Bij acute urineretentie begint de behandeling met het inbrengen van een katheter door de urethra om de blaas af te voeren. Deze eerste behandeling verlicht het onmiddellijke leed van een volle blaas en voorkomt blijvende blaasbeschadiging. Langdurige behandeling voor elk geval van urineretentie is afhankelijk van de oorzaak.
De oorzaak van acute urineretentie kan tijdelijk zijn. Als u bijvoorbeeld retentie heeft na een operatie, zult u waarschijnlijk weer kunnen plassen nadat de effecten van de anesthesie zijn verdwenen. In dergelijke gevallen kan het nodig zijn dat u een of twee keer een katheter inbrengt zonder dat er een andere behandeling nodig is nadat u heeft aangetoond dat u zelf kunt plassen.
Als u chronische urineretentie heeft of als er acute retentie optreedt om chronisch te worden, zal verdere behandeling nodig zijn. Mogelijk moet u een katheter blijven gebruiken als andere opties niet voor u werken. Mogelijk wordt u geleerd uzelf indien nodig te katheteriseren. U zult een steriele techniek moeten leren om UTIs te voorkomen.

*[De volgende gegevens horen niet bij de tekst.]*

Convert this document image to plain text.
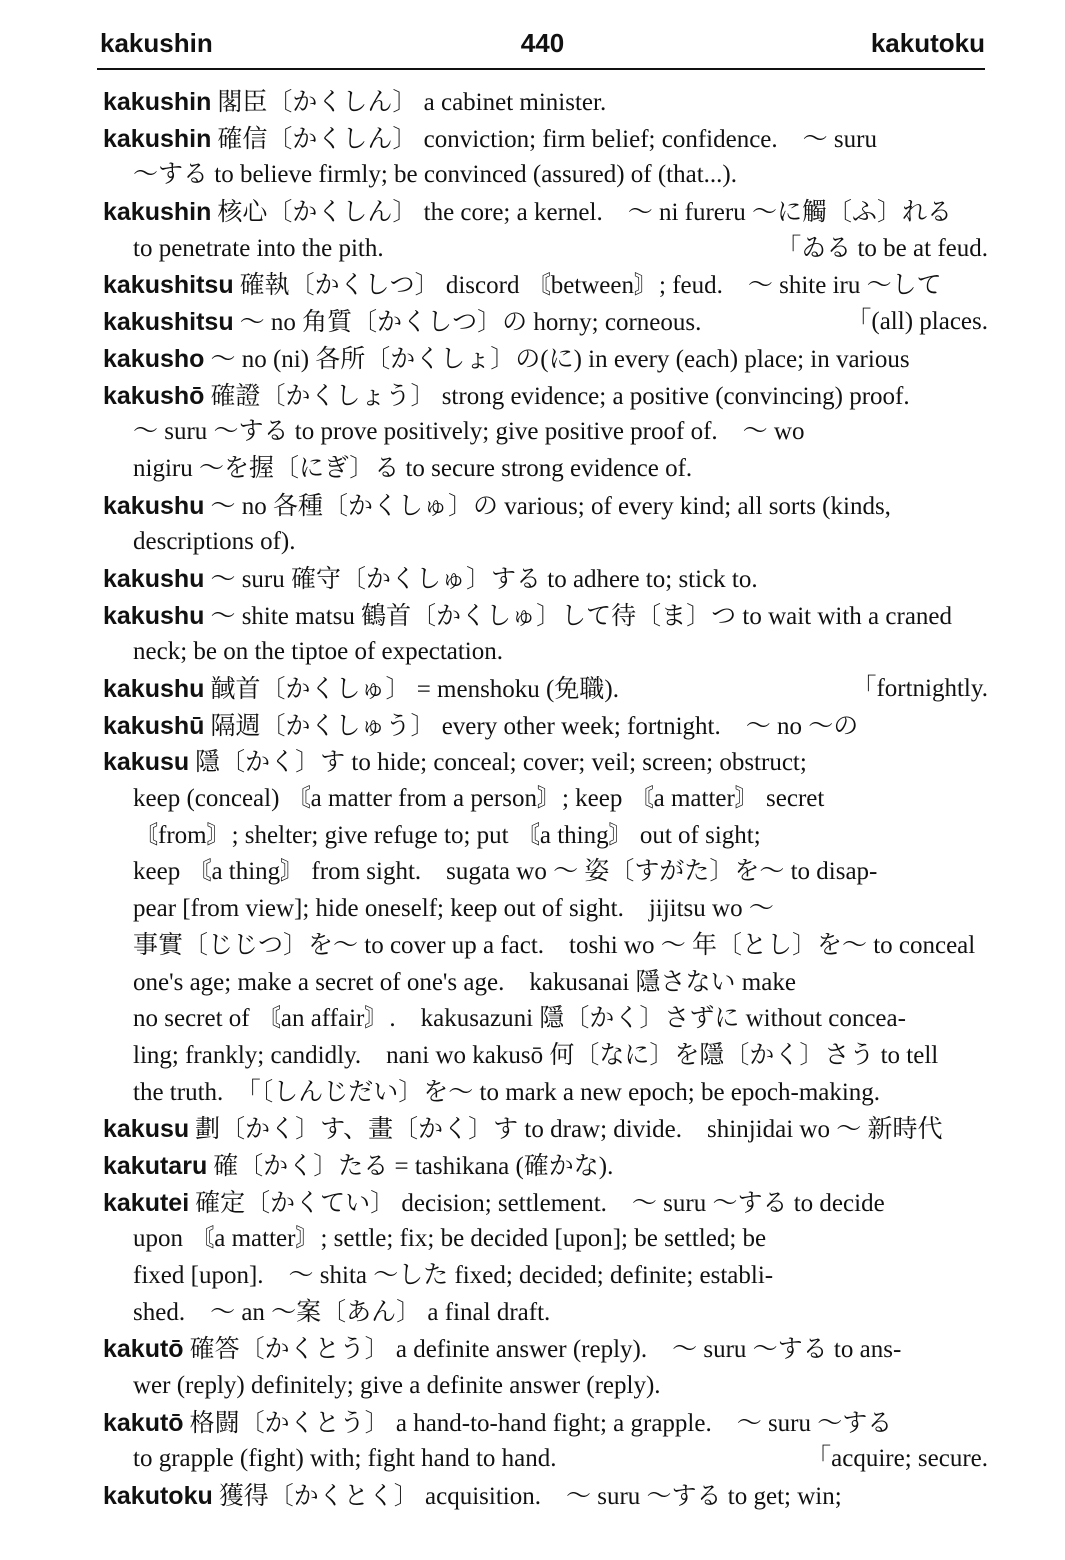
kakushin	440	kakutoku
kakushin 閣臣〔かくしん〕 a cabinet minister.
kakushin 確信〔かくしん〕 conviction; firm belief; confidence.　～ suru
～する to believe firmly; be convinced (assured) of (that...).
kakushin 核心〔かくしん〕 the core; a kernel.　～ ni fureru ～に觸〔ふ〕れる
to penetrate into the pith.	「ゐる to be at feud.
kakushitsu 確執〔かくしつ〕 discord 〘between〙; feud.　～ shite iru ～して
kakushitsu ～ no 角質〔かくしつ〕の horny; corneous.	「(all) places.
kakusho ～ no (ni) 各所〔かくしょ〕の(に) in every (each) place; in various
kakushō 確證〔かくしょう〕 strong evidence; a positive (convincing) proof.
～ suru ～する to prove positively; give positive proof of.　～ wo
nigiru ～を握〔にぎ〕る to secure strong evidence of.
kakushu ～ no 各種〔かくしゅ〕の various; of every kind; all sorts (kinds,
descriptions of).
kakushu ～ suru 確守〔かくしゅ〕する to adhere to; stick to.
kakushu ～ shite matsu 鶴首〔かくしゅ〕して待〔ま〕つ to wait with a craned
neck; be on the tiptoe of expectation.
kakushu 馘首〔かくしゅ〕 = menshoku (免職).	「fortnightly.
kakushū 隔週〔かくしゅう〕 every other week; fortnight.　～ no ～の
kakusu 隱〔かく〕す to hide; conceal; cover; veil; screen; obstruct;
keep (conceal) 〘a matter from a person〙; keep 〘a matter〙 secret
〘from〙; shelter; give refuge to; put 〘a thing〙 out of sight;
keep 〘a thing〙 from sight.　sugata wo ～ 姿〔すがた〕を～ to disap-
pear [from view]; hide oneself; keep out of sight.　jijitsu wo ～
事實〔じじつ〕を～ to cover up a fact.　toshi wo ～ 年〔とし〕を～ to conceal
one's age; make a secret of one's age.　kakusanai 隱さない make
no secret of 〘an affair〙.　kakusazuni 隱〔かく〕さずに without concea-
ling; frankly; candidly.　nani wo kakusō 何〔なに〕を隱〔かく〕さう to tell
the truth.　「〔しんじだい〕を～ to mark a new epoch; be epoch-making.
kakusu 劃〔かく〕す、畫〔かく〕す to draw; divide.　shinjidai wo ～ 新時代
kakutaru 確〔かく〕たる = tashikana (確かな).
kakutei 確定〔かくてい〕 decision; settlement.　～ suru ～する to decide
upon 〘a matter〙; settle; fix; be decided [upon]; be settled; be
fixed [upon].　～ shita ～した fixed; decided; definite; establi-
shed.　～ an ～案〔あん〕 a final draft.
kakutō 確答〔かくとう〕 a definite answer (reply).　～ suru ～する to ans-
wer (reply) definitely; give a definite answer (reply).
kakutō 格闘〔かくとう〕 a hand-to-hand fight; a grapple.　～ suru ～する
to grapple (fight) with; fight hand to hand.	「acquire; secure.
kakutoku 獲得〔かくとく〕 acquisition.　～ suru ～する to get; win;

Chirurgie voor vrouwen met cystocele of rectocele
Vrouwen hebben mogelijk een operatie nodig om een gevallen blaas of rectum op te tillen. De meest gebruikelijke procedure voor herstel van cystocele en rectocele is dat de chirurg een incisie maakt in de wand van de vagina om het defect of gat in het membraan te vinden – een weefselwand genaamd fascia – die normaal de vagina scheidt van de andere bekkenorganen. . De chirurg plaatst hechtingen in de fascia om het defect te sluiten en sluit vervolgens de incisie in de vaginale wand met meer hechtingen, waarbij overtollig weefsel wordt verwijderd. Deze hechtstappen spannen de weefsellagen aan die de organen scheiden, waardoor er meer steun ontstaat voor de bekkenorganen.
Wat zijn de complicaties van urineretentie?

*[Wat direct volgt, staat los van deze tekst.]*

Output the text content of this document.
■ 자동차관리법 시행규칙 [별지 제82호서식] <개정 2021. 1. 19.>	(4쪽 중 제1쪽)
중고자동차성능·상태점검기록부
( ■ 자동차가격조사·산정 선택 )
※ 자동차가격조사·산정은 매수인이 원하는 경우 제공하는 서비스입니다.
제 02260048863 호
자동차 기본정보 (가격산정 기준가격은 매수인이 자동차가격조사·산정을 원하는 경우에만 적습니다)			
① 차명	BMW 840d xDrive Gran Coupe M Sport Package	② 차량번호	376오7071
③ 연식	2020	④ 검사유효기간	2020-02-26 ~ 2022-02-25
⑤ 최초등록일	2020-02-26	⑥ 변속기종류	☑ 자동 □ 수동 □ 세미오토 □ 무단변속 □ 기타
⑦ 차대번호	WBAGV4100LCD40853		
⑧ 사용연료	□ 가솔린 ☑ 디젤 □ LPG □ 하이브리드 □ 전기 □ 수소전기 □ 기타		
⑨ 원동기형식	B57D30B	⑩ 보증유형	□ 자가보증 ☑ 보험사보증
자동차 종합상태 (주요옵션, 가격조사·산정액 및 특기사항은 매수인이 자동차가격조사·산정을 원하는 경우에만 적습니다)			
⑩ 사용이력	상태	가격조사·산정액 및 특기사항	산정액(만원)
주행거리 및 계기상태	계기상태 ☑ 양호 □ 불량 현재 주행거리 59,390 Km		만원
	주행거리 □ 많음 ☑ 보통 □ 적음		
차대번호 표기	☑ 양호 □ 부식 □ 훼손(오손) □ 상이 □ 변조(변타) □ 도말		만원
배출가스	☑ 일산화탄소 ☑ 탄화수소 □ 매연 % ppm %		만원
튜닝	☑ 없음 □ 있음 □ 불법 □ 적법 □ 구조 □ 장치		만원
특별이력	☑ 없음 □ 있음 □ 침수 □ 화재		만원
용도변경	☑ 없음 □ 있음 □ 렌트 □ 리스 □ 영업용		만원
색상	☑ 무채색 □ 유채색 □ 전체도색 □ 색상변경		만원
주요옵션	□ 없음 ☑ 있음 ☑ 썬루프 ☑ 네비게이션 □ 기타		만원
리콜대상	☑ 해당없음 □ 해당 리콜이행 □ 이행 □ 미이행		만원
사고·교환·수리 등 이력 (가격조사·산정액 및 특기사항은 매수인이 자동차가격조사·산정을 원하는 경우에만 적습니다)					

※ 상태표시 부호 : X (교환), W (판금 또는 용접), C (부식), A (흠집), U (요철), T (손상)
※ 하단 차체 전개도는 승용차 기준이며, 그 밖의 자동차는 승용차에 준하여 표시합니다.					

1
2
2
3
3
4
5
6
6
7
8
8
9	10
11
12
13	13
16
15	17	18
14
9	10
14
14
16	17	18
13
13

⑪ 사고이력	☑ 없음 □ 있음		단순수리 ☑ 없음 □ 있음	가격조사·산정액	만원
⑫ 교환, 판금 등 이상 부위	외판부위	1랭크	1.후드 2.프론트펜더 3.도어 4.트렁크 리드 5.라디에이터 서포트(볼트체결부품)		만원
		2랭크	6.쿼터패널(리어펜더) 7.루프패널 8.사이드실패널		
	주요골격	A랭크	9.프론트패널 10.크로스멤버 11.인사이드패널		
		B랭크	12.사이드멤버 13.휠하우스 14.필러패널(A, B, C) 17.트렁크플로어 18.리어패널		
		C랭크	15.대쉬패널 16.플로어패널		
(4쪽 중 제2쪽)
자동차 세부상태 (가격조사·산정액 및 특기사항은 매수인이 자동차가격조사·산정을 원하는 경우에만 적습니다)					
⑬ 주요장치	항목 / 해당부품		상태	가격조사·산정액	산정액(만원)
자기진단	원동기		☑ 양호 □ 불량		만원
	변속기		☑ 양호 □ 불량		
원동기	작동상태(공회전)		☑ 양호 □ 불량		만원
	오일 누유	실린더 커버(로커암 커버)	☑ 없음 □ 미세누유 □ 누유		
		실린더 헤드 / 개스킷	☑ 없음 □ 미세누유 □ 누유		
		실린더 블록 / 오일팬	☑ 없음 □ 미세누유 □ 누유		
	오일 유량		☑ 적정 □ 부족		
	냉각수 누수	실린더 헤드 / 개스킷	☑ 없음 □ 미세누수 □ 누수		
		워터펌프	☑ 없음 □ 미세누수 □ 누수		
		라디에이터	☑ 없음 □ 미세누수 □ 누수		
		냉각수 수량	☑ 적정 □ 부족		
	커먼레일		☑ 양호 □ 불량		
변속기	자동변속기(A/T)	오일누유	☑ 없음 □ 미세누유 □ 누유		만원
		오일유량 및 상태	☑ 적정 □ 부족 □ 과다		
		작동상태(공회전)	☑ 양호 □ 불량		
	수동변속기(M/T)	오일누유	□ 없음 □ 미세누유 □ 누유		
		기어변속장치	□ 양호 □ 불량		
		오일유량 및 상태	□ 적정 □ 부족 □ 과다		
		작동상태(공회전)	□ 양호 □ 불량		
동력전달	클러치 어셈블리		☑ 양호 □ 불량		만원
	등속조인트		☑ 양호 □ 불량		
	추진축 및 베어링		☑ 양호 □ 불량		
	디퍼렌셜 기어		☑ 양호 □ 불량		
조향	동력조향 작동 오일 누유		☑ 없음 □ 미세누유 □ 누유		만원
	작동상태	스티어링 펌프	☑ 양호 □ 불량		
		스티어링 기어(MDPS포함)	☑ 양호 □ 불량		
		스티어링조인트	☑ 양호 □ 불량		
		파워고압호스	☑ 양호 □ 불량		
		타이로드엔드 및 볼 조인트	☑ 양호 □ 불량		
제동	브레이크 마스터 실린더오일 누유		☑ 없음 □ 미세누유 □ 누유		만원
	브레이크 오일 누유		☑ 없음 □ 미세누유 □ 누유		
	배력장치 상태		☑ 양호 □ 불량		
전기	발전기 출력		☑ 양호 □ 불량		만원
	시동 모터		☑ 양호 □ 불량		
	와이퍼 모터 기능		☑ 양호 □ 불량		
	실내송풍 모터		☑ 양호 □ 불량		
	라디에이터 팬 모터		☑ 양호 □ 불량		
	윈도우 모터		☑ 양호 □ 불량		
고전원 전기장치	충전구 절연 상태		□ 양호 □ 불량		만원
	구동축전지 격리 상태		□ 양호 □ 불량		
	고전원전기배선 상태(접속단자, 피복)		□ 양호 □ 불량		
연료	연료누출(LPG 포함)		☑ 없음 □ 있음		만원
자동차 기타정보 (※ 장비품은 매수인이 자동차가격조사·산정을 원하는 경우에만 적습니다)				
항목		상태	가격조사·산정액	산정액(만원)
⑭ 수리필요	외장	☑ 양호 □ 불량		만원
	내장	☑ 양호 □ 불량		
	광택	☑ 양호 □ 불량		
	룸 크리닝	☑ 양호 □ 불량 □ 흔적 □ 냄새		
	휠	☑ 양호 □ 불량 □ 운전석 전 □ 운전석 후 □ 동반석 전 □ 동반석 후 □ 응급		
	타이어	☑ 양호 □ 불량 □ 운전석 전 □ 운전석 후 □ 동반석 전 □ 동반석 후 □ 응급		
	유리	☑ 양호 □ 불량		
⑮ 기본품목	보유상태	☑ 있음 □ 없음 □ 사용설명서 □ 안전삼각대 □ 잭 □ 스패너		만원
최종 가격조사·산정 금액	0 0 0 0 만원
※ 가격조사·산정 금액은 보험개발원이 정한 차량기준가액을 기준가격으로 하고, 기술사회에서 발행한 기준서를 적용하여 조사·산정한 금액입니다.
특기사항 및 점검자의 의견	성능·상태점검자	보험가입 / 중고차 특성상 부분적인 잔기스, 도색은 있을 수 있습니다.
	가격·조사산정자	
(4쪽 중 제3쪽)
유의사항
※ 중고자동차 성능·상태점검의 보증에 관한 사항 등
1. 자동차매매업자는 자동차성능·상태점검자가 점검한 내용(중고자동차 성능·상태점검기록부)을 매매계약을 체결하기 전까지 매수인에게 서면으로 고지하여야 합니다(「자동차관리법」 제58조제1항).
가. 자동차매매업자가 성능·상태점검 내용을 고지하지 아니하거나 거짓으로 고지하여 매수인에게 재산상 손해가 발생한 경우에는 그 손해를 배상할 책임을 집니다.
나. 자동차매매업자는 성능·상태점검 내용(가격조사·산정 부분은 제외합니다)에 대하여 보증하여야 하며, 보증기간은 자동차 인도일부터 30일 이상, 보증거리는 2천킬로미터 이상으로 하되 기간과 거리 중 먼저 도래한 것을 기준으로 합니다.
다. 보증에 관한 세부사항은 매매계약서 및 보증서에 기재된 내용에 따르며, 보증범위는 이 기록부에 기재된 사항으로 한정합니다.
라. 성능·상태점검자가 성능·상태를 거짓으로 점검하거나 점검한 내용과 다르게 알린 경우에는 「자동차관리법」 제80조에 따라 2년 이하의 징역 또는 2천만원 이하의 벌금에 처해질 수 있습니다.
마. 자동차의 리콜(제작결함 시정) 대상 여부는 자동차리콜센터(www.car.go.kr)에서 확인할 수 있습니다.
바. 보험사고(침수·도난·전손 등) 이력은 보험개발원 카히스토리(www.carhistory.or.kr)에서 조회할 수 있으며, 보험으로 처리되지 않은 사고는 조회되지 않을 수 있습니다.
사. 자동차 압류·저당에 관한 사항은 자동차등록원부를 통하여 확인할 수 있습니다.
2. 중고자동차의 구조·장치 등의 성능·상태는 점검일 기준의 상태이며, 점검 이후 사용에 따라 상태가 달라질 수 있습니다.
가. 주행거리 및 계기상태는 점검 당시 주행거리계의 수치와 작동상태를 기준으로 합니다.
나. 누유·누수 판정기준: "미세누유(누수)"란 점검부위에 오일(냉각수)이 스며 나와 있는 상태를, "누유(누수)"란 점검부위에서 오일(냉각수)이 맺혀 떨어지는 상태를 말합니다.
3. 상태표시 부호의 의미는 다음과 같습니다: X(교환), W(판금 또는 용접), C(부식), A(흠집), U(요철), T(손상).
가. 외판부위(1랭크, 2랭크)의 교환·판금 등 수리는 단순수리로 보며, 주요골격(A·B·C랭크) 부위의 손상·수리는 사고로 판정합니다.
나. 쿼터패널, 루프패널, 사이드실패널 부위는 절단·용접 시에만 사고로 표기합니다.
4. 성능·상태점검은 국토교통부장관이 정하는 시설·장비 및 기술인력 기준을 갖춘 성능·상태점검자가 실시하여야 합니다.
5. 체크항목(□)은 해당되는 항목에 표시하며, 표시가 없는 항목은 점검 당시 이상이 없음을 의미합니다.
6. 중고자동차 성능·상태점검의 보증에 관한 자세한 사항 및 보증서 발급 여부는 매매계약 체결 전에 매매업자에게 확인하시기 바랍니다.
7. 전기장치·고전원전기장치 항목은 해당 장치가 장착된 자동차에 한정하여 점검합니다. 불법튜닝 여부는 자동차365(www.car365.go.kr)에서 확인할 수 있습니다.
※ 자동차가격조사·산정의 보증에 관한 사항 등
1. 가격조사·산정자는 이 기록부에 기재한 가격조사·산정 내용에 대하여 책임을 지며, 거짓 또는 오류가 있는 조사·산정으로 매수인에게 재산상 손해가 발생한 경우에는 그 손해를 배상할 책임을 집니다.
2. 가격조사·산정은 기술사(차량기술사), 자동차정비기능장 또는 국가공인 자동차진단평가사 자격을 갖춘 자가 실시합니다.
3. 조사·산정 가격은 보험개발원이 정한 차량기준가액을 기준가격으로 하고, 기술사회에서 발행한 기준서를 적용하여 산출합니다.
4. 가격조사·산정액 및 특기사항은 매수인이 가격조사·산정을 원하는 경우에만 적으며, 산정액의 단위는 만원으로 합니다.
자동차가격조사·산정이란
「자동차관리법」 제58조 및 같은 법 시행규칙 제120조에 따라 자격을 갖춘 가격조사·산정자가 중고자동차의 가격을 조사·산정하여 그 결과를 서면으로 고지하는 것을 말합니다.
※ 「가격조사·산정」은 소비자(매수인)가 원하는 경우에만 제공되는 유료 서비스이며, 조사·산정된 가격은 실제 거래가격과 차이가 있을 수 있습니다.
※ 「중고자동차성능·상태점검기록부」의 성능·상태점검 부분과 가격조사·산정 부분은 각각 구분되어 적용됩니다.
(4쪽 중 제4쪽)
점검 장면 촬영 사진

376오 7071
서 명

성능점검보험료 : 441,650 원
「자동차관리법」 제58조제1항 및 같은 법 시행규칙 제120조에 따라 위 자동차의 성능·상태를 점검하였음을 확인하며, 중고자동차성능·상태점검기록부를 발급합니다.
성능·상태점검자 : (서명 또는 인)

Urine is normaal gesproken steriel en de Een normale urinestroom verhindert gewoonlijk dat bacteriën in de urinewegen groeien. Wanneer urine echter in de blaas blijft, hebben bacteriën de kans om te groeien en de urinewegen te infecteren.
Blaasschade
Als de blaas te ver of te lang wordt uitgerekt, kan de spier kan permanent beschadigd raken en zijn samentrekkingsvermogen verliezen.
Chronische nierziekte
Als urine terug in de nieren terechtkomt, kan blijvende nierbeschadiging leiden tot een verminderde nierfunctie en chronische nierziekte . Als u te veel van uw nierfunctie verliest, heeft u dialyse of een niertransplantatie nodig om in leven te blijven.
Wat zijn de complicaties van behandelingen voor urineretentie?
Plaatsing van een urineweg katheter biedt bacteriën de mogelijkheid om de urinewegen binnen te dringen. Bacteriën kunnen afkomstig zijn van de anus en het perineum van de patiënt of van de handen van de gezondheidswerker. Gezondheidswerkers moeten uiterst voorzichtig en met behulp van een steriele techniek een katheter plaatsen. Als u schone intermitterende katheterisatie uitvoert, moet u elke keer dat u de katheter vastpakt dezelfde steriele procedures volgen.